Defining the Force Required
The force required to break tungsten is quantified using measurements of stress, which is force distributed over a cross-sectional area, typically expressed in Megapascals (MPa). One Megapascal represents one million Newtons of force applied over a square meter.
The Ultimate Tensile Strength (UTS) measures a material’s resistance to being pulled apart. For pure, commercially prepared tungsten, the UTS is high, typically around 980 MPa. This figure represents the maximum stress the material can endure before it fractures when stretched.
Yield Strength defines the stress at which the tungsten begins to permanently deform. Pure tungsten exhibits a high yield strength, generally in the range of 750 MPa, meaning it resists permanent shape change until a very high load is applied.
Tungsten is also exceptionally hard, demonstrating high resistance to localized surface deformation like scratching or indentation. Its Vickers hardness, a measurement of resistance to penetration, typically ranges from 3,430 to 4,600 MPa. This extreme hardness is why tungsten carbide, an alloy, is widely used in cutting tools and armor-piercing ammunition.
Material Properties that Confer Strength
Tungsten’s immense strength originates deep within its atomic structure. The metal crystallizes in a Body-Centered Cubic (BCC) lattice, where atoms are positioned at the corners of a cube with one atom in the center. This arrangement results in a rigid structure that resists the movement of dislocations—defects that allow metals to bend and deform.
The atoms are held together by some of the strongest metallic bonds known, exhibiting characteristics similar to covalent bonds. Separating these tightly bound atoms requires immense energy to cause fracture, contributing to its high melting point of 3,422°C.
This strong atomic bonding and dense structure are also responsible for tungsten’s high density, nearly 19.3 grams per cubic centimeter. This density, combined with the rigidity conferred by the BCC structure, means the material maintains mechanical strength under extreme temperature and stress. The stiffness of the bonds is reflected in a high Young’s Modulus, a measure of stiffness, of approximately 410 GigaPascals (GPa).
How Tungsten Fails
Despite its high tensile strength, the practical reality of breaking tungsten is often dictated by its inherent brittleness.
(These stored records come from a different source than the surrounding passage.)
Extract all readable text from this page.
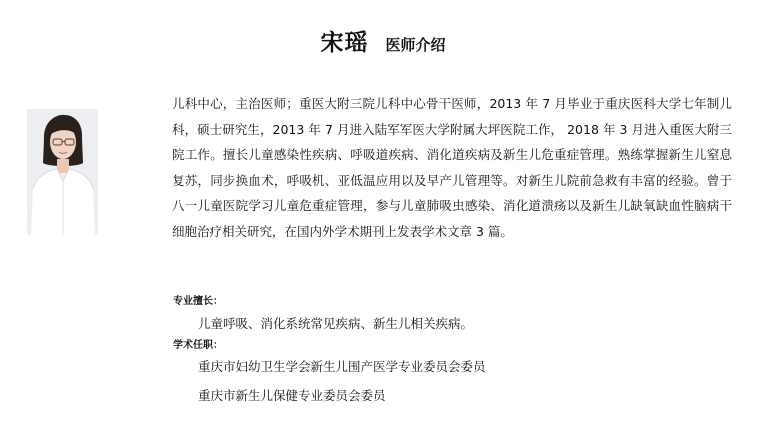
宋瑶 医师介绍

儿科中心，主治医师；重医大附三院儿科中心骨干医师，2013 年 7 月毕业于重庆医科大学七年制儿科，硕士研究生，2013 年 7 月进入陆军军医大学附属大坪医院工作， 2018 年 3 月进入重医大附三院工作。擅长儿童感染性疾病、呼吸道疾病、消化道疾病及新生儿危重症管理。熟练掌握新生儿窒息复苏，同步换血术，呼吸机、亚低温应用以及早产儿管理等。对新生儿院前急救有丰富的经验。曾于八一儿童医院学习儿童危重症管理，参与儿童肺吸虫感染、消化道溃疡以及新生儿缺氧缺血性脑病干细胞治疗相关研究，在国内外学术期刊上发表学术文章 3 篇。

专业擅长：
儿童呼吸、消化系统常见疾病、新生儿相关疾病。
学术任职：
重庆市妇幼卫生学会新生儿围产医学专业委员会委员
重庆市新生儿保健专业委员会委员
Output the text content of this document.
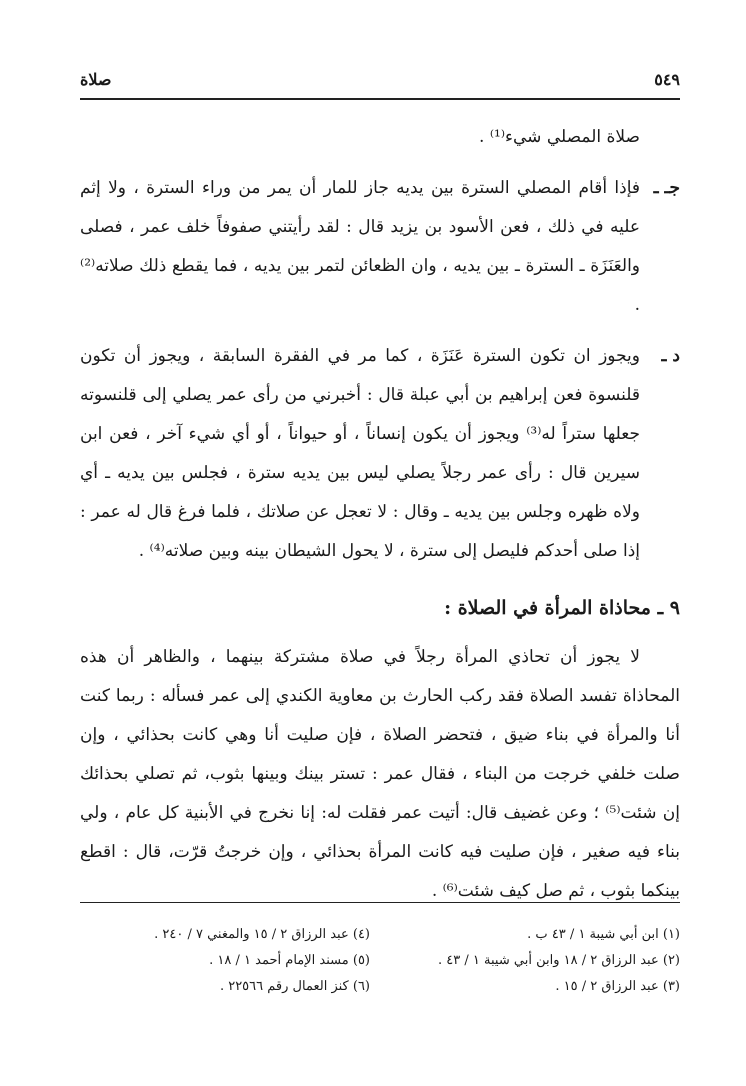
٥٤٩
صلاة

صلاة المصلي شيء⁽¹⁾ .

جـ ـ
فإذا أقام المصلي السترة بين يديه جاز للمار أن يمر من وراء السترة ، ولا إثم عليه في ذلك ، فعن الأسود بن يزيد قال : لقد رأيتني صفوفاً خلف عمر ، فصلى والعَنَزَة ـ السترة ـ بين يديه ، وان الظعائن لتمر بين يديه ، فما يقطع ذلك صلاته⁽²⁾ .
د ـ
ويجوز ان تكون السترة عَنَزَة ، كما مر في الفقرة السابقة ، ويجوز أن تكون قلنسوة فعن إبراهيم بن أبي عبلة قال : أخبرني من رأى عمر يصلي إلى قلنسوته جعلها ستراً له⁽³⁾ ويجوز أن يكون إنساناً ، أو حيواناً ، أو أي شيء آخر ، فعن ابن سيرين قال : رأى عمر رجلاً يصلي ليس بين يديه سترة ، فجلس بين يديه ـ أي ولاه ظهره وجلس بين يديه ـ وقال : لا تعجل عن صلاتك ، فلما فرغ قال له عمر : إذا صلى أحدكم فليصل إلى سترة ، لا يحول الشيطان بينه وبين صلاته⁽⁴⁾ .
٩ ـ محاذاة المرأة في الصلاة :

لا يجوز أن تحاذي المرأة رجلاً في صلاة مشتركة بينهما ، والظاهر أن هذه المحاذاة تفسد الصلاة فقد ركب الحارث بن معاوية الكندي إلى عمر فسأله : ربما كنت أنا والمرأة في بناء ضيق ، فتحضر الصلاة ، فإن صليت أنا وهي كانت بحذائي ، وإن صلت خلفي خرجت من البناء ، فقال عمر : تستر بينك وبينها بثوب، ثم تصلي بحذائك إن شئت⁽⁵⁾ ؛ وعن غضيف قال: أتيت عمر فقلت له: إنا نخرج في الأبنية كل عام ، ولي بناء فيه صغير ، فإن صليت فيه كانت المرأة بحذائي ، وإن خرجتُ قرّت، قال : اقطع بينكما بثوب ، ثم صل كيف شئت⁽⁶⁾ .

(١) ابن أبي شيبة ١ / ٤٣ ب .
(٢) عبد الرزاق ٢ / ١٨ وابن أبي شيبة ١ / ٤٣ .
(٣) عبد الرزاق ٢ / ١٥ .
(٤) عبد الرزاق ٢ / ١٥ والمغني ٧ / ٢٤٠ .
(٥) مسند الإمام أحمد ١ / ١٨ .
(٦) كنز العمال رقم ٢٢٥٦٦ .
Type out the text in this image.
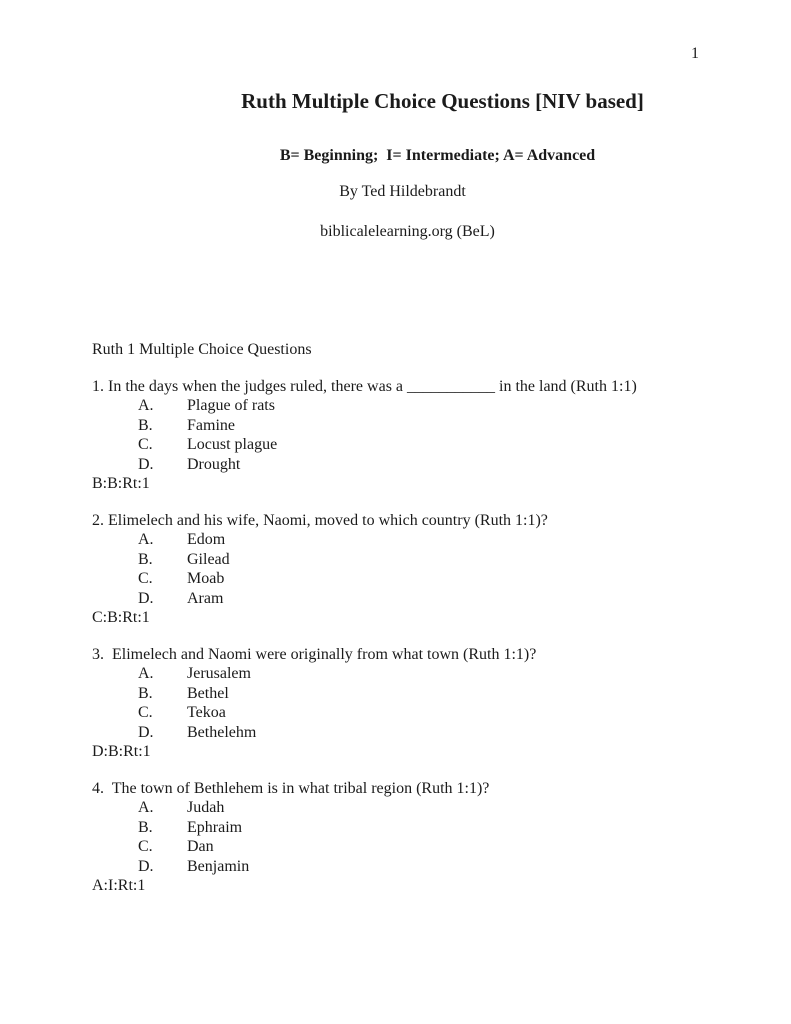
1
Ruth Multiple Choice Questions [NIV based]
B= Beginning;  I= Intermediate; A= Advanced
By Ted Hildebrandt
biblicalelearning.org (BeL)
Ruth 1 Multiple Choice Questions
1. In the days when the judges ruled, there was a ___________ in the land (Ruth 1:1)
A. Plague of rats
B. Famine
C. Locust plague
D. Drought
B:B:Rt:1
2. Elimelech and his wife, Naomi, moved to which country (Ruth 1:1)?
A. Edom
B. Gilead
C. Moab
D. Aram
C:B:Rt:1
3.  Elimelech and Naomi were originally from what town (Ruth 1:1)?
A. Jerusalem
B. Bethel
C. Tekoa
D. Bethelehm
D:B:Rt:1
4.  The town of Bethlehem is in what tribal region (Ruth 1:1)?
A. Judah
B. Ephraim
C. Dan
D. Benjamin
A:I:Rt:1
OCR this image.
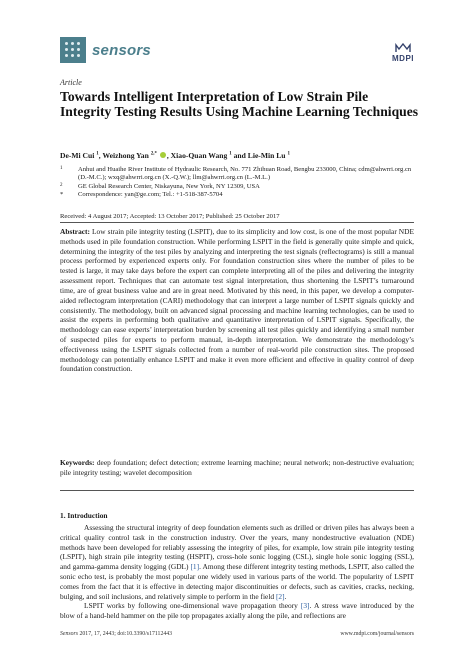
sensors	MDPI
Article
Towards Intelligent Interpretation of Low Strain Pile Integrity Testing Results Using Machine Learning Techniques
De-Mi Cui $^1$, Weizhong Yan $^{2,*}$ , Xiao-Quan Wang $^1$ and Lie-Min Lu $^1$
1 Anhui and Huaihe River Institute of Hydraulic Research, No. 771 Zhihuan Road, Bengbu 233000, China; cdm@ahwrri.org.cn (D.-M.C.); wxq@ahwrri.org.cn (X.-Q.W.); llm@ahwrri.org.cn (L.-M.L.)
2 GE Global Research Center, Niskayuna, New York, NY 12309, USA
* Correspondence: yan@ge.com; Tel.: +1-518-387-5704
Received: 4 August 2017; Accepted: 13 October 2017; Published: 25 October 2017

Abstract: Low strain pile integrity testing (LSPIT), due to its simplicity and low cost, is one of the most popular NDE methods used in pile foundation construction. While performing LSPIT in the field is generally quite simple and quick, determining the integrity of the test piles by analyzing and interpreting the test signals (reflectograms) is still a manual process performed by experienced experts only. For foundation construction sites where the number of piles to be tested is large, it may take days before the expert can complete interpreting all of the piles and delivering the integrity assessment report. Techniques that can automate test signal interpretation, thus shortening the LSPIT’s turnaround time, are of great business value and are in great need. Motivated by this need, in this paper, we develop a computer-aided reflectogram interpretation (CARI) methodology that can interpret a large number of LSPIT signals quickly and consistently. The methodology, built on advanced signal processing and machine learning technologies, can be used to assist the experts in performing both qualitative and quantitative interpretation of LSPIT signals. Specifically, the methodology can ease experts’ interpretation burden by screening all test piles quickly and identifying a small number of suspected piles for experts to perform manual, in-depth interpretation. We demonstrate the methodology’s effectiveness using the LSPIT signals collected from a number of real-world pile construction sites. The proposed methodology can potentially enhance LSPIT and make it even more efficient and effective in quality control of deep foundation construction.

Keywords: deep foundation; defect detection; extreme learning machine; neural network; non-destructive evaluation; pile integrity testing; wavelet decomposition

1. Introduction

Assessing the structural integrity of deep foundation elements such as drilled or driven piles has always been a critical quality control task in the construction industry. Over the years, many nondestructive evaluation (NDE) methods have been developed for reliably assessing the integrity of piles, for example, low strain pile integrity testing (LSPIT), high strain pile integrity testing (HSPIT), cross-hole sonic logging (CSL), single hole sonic logging (SSL), and gamma-gamma density logging (GDL) [1]. Among these different integrity testing methods, LSPIT, also called the sonic echo test, is probably the most popular one widely used in various parts of the world. The popularity of LSPIT comes from the fact that it is effective in detecting major discontinuities or defects, such as cavities, cracks, necking, bulging, and soil inclusions, and relatively simple to perform in the field [2].

LSPIT works by following one-dimensional wave propagation theory [3]. A stress wave introduced by the blow of a hand-held hammer on the pile top propagates axially along the pile, and reflections are

Sensors 2017, 17, 2443; doi:10.3390/s17112443	www.mdpi.com/journal/sensors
The BCC crystal structure, while rigid, possesses fewer available slip systems compared to other crystal structures, making it difficult for the material to deform plastically. This limited ability to “flow” under stress causes it to fail suddenly and catastrophically.
This tendency toward sudden failure is quantified by the material’s low Fracture Toughness (\(K_{IC}\)), which is its resistance to crack propagation. Because tungsten is brittle, a microscopic flaw or crack on its surface can quickly lead to complete failure, even if the applied force is well below the ultimate tensile strength. The energy that would be absorbed by a ductile material through bending is instead used to drive the crack forward in tungsten.
The material’s brittle nature is strongly influenced by temperature, a phenomenon known as the Ductile-Brittle Transition Temperature (DBTT). At room temperature, most polycrystalline tungsten is below its DBTT, which can be as high as 400°C for some forms, making it highly brittle. If the tungsten is heated significantly, it crosses this transition point and becomes more ductile, allowing it to deform slightly before breaking.